A hug or a handshake? I prefer a handshake over a hug and have a habit of saving hugs for special occasions with close friends and family.
How does fear play a role in your work? The principal fear I face as a creative artist is that I’ve not gone far enough yet in my practice to flush out all I have to offer the universe. I work on that…..
Titled work or untitled? I don’t enjoy naming my artwork as I adore engaging with observers about what they see in the work regardless of its title. Sometimes I feel naming a work may limit a viewer’s feelings or engagement with the image I’ve created.
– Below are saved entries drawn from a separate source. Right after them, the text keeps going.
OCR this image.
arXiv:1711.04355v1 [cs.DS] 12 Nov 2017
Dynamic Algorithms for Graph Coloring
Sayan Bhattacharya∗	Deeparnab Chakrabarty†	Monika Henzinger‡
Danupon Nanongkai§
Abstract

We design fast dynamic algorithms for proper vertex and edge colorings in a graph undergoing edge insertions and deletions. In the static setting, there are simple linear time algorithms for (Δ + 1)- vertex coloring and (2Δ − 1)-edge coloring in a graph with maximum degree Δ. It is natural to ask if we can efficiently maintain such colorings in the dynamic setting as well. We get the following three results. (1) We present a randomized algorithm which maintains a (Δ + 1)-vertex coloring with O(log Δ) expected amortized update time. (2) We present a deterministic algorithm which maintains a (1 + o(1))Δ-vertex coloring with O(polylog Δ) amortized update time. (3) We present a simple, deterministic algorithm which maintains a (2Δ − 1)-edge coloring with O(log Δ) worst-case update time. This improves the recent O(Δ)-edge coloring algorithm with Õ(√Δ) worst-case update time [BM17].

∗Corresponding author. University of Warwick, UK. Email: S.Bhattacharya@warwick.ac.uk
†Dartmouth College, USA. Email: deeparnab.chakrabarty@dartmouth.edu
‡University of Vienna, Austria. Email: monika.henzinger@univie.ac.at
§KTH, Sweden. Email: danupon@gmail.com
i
Describe a pivotal moment in your artist life. Pivotal moments in my artist’s journey involve memories of my first drawing and painting classes in New York, the first time I wrote down my intention of a one woman show and the the 15 years hence in which that first One Woman Show became a reality. In those moments of positive intention I knew I was an artist, not a wannabe, an artist.
How do you handle rejection? Not loving rejection a single bit more than anyone else, I generally frame it in terms of 'not being accepted this time' rather than rejection. I do not save rejection notices.
Where do you make your work? I paint in my home studio regularly and work at eating three meals and taking a nap every day. My body loves the challenge of strength and flexibility. Yes, I practice yoga, have a personal coach, a nutrition adviser, and a trusted painting mentor.
Share someone who is politically, historically, intellectually, artistically or emotionally significant to you. As far as persons I admire and who’ve influenced my life strongly, the first was a fictional heroine in the 1978 best seller, A Woman of Independent Means. In 1998, through her memoir, I became an avid admirer of Katherine Graham/Personal History, head of the Washington Post, as a political, historical, and intellectual model. Mrs. Graham, having led a sheltered, solitary childhood, though with every financial advantage, played second fiddle to men most of her life until thrust into a situation that was do or die in her life of taking over the helm of the Washington Post. Through her own fortitude she discovered strength and sense of self through mastery of personal and professional crises. I’ve read her memoir several times. The artist I’ve admired most of my adult life, once I began poring over art historical documents and images in my early 20’s, is Georgia O’Keeffe; not necessarily for her images, though lovely, but her dedication to becoming her own person in body, mind, and spirit. I would like to be remembered and honored in this life and the next as these two women, whom I’ve mentioned, managed to do in their own time — as woman, in my case mother, wife, friend, colleague, and gifted artist - successful in all roles striving to use God given talents to their best possible use.
Hot wax, (also know as) Encaustic: - A paint made from pigment mixed with melted beeswax and resin and after application fixed by heat. Encaustic means “to burn in” referring to hot, liquid, clear or pigmented wax painted onto a surface to render an actual image or to protect an image already applied with another medium. The liquid wax is manipulated with a heat gun or torch.
Cold Wax: A “Crisco” like emulsion mixed with oil paint to increase viscosity, to advance textural qualities, and to hasten drying qualities. Cold wax is never heated as it contains minerals incompatible with fire.